Yangtse: Main Location at 15000 Ft
Post one month, I received instructions to move to Yangtse (above 15,000 ft), where Col Nehru was stationed. Next day he took me with him to visit the tough passes of Mera La and Thang La being guarded, which overlooked the Tibet Region under China. On the way I was able to gain knowledge from his wealth of experience. He was a man of high moral values and commitment. He never slackened and hence the unit was always alert. I later learned that this culture of 4:00 AM patrols and very high level of physical fitness was a defining characteristic of 23 PUNJAB and not the other 3 units of the Brigade. No wonder 23 PUNJAB never suffered a single weather casualty during the entire stay. I realized the meaning of “more you sweat in peace, the less you bleed in war.” His leadership style was motivational, and he had personal connect with each soldier. He could remember their names and could also talk about their family. Generally, COs are briefed in advance about the troops and their families and issues but Col Nehru knew it as good as he knew of his family. This ability of a leader gains total commitment of his men. I was lucky to have been under his mentorship and was glad to have started my career serving under a true leader.
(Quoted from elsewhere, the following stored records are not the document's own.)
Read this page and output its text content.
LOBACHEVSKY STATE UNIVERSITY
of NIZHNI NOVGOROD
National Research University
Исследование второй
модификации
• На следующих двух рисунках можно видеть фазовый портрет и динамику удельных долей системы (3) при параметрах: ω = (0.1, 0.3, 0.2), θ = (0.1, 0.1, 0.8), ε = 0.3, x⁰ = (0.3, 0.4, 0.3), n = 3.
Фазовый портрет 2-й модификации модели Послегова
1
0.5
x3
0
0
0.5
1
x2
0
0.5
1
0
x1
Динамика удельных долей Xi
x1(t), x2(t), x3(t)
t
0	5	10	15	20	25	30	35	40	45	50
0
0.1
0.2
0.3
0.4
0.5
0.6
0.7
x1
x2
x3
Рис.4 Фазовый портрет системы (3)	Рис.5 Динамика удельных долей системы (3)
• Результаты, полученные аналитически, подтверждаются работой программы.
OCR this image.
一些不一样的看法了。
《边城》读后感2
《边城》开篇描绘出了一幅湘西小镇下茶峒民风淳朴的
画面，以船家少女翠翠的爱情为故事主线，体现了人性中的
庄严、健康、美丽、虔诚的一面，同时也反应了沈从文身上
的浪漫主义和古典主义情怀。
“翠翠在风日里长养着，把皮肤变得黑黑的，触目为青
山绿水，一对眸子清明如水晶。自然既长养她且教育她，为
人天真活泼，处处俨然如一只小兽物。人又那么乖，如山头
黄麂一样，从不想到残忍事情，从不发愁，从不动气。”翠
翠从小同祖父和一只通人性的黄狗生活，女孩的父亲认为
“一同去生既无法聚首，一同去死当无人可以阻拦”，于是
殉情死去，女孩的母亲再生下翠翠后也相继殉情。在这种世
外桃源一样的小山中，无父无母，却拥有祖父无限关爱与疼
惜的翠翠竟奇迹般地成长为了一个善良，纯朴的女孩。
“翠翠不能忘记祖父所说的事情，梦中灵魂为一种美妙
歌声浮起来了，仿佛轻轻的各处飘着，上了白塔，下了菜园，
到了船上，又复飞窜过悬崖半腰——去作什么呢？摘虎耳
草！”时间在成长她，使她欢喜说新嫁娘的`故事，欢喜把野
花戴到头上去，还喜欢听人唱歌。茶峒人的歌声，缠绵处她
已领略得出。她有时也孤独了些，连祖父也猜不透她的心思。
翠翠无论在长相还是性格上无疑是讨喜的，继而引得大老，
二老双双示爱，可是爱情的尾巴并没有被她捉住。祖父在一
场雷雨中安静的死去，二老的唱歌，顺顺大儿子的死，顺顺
Back to Unit Rear (9000 Ft)
I stayed at Yangtse for two days and then I was sent back to Battalion head Quarters at Tawang. My task was to train selected men on computer skills as well as Hardware maintenance.
I started classes for the men. I could train a sizable number of them on MS Office, especially on Power Point and MS Word. These men were also groomed on troubleshooting the computers. The batches which were taken for hardware maintenance underwent detailed training on computer repairs including software upgrades and installation. Detailed training was conducted for repairs of dot matrix printer including printer heads.
This vision which Col Nehru had was well understood by me after I moved to EME and realised that the Computer Repair Centre of EME is located far from the unit location and it makes long breakdown periods of equipment for units. Col Nehru had developed expertise to reduce or eliminate this breakdown period whereby enhancing the efficiency of the unit. I also realized that the state of maintenance of transport and maintenance of generators of the unit was also excellent considering the tough terrain.
I highlight these points because most of the attachment officers are provided with most difficult of infantry tasks which neither benefit the attaché nor the unit. Col Nehru was able to extract the benefits from my knowledge as well as developed my understanding of the issues faced by infantry units deployed in such inhospitable terrains (similar to Kargil). A true leader works with vision and not out of vengeance or prejudice.
Work with Brigade HQ
Col Nehru also gave me the opportunity to work as Staff Captain with Brigade Head Quarters. This was a prized appointment and most of my colleagues wanted to be nominated for this opportunity (there were no 4:00 AM patrols!). My nomination was a surprise to most of them, but Col Nehru had a vision in doing so. I learnt planning of logistics and delivery of rations at remotest of locations. I also got the opportunity to be liaison officer between Army and the Civil authorities. I represented the Brigade for arrangements of Tawang Festival. I developed as an officer as well as a person. I participated in war games as organiser and could assist my unit in preparation for the same.
9 months passed and every day was a learning experience for me.
Marriage-Recall from Leave
In December of 2001, I requested Col Nehru for permission to get married. He gave his blessings and I moved for my wedding to Aurangabad.
This was the time when Indian Parliament suffered terrorist attack and army received orders to mobilize for probable encounter with Pakistani forces on the Western front. I too received telegram to re-join the unit with immediate effect informing me of cancellation of my leave. This day was the day of my wedding. My father didn’t inform me the same on the day of my wedding but asked my wife to be a brave and strong lady and informed this recall to me. I was prepared and happy to have been recalled but my wife was all in tears. I was the first person in her life and family who belonged to the forces and she was terrified by this news. I could calm her down and explained to her that war necessarily does not mean death and if I die that will be as a martyr. She was not still convinced or at peace but could calm down a bit.
My father called up Col Nehru and requested him to grant me a day more with my wife and in turn he will send me by plane whereby effectively making me reach Guwahati on the scheduled time. Col Nehru granted the same and I was able to get one more day with my wife. This attitude of compassion is also a great quality of a leader. He effectively didn’t compromise on duty but still granted me my wish. I still thank him for his magnanimity.
Our unit moved and was stationed at Assam. We took the posts of those who had vacated and moved to the Western front. The movement was called off and we were stationed in Assam for the time being.
Wife Comes to Unit
My wife was always crying on phone and when I mentioned this to Col Nehru, he immediately asked me to call her to the unit location. One month had passed for my marriage and he could see the pain.
He sent me to rear and I received my wife. Fortunately, the unit also moved back the same time. Dining in was organised to receive my wife in the folds of her new family. This decision of Col Nehru made me indebted and if I would have continued with the unit, I would have laid down my life on his instructions. I think this is what is true leadership. A leader who wins over his men and officers to an extent that they are ready to sacrifice themselves with happiness.
He was always a father figure to me even after I moved out of the unit to my parent arm. We enjoyed a bond of love and happiness. Even after 18 years I have happy memories of my stay with 23PUNJAB- my body needs the 4:00 patrols now more than ever! I think Col Nehru would still be starting his day early and be as fit as then!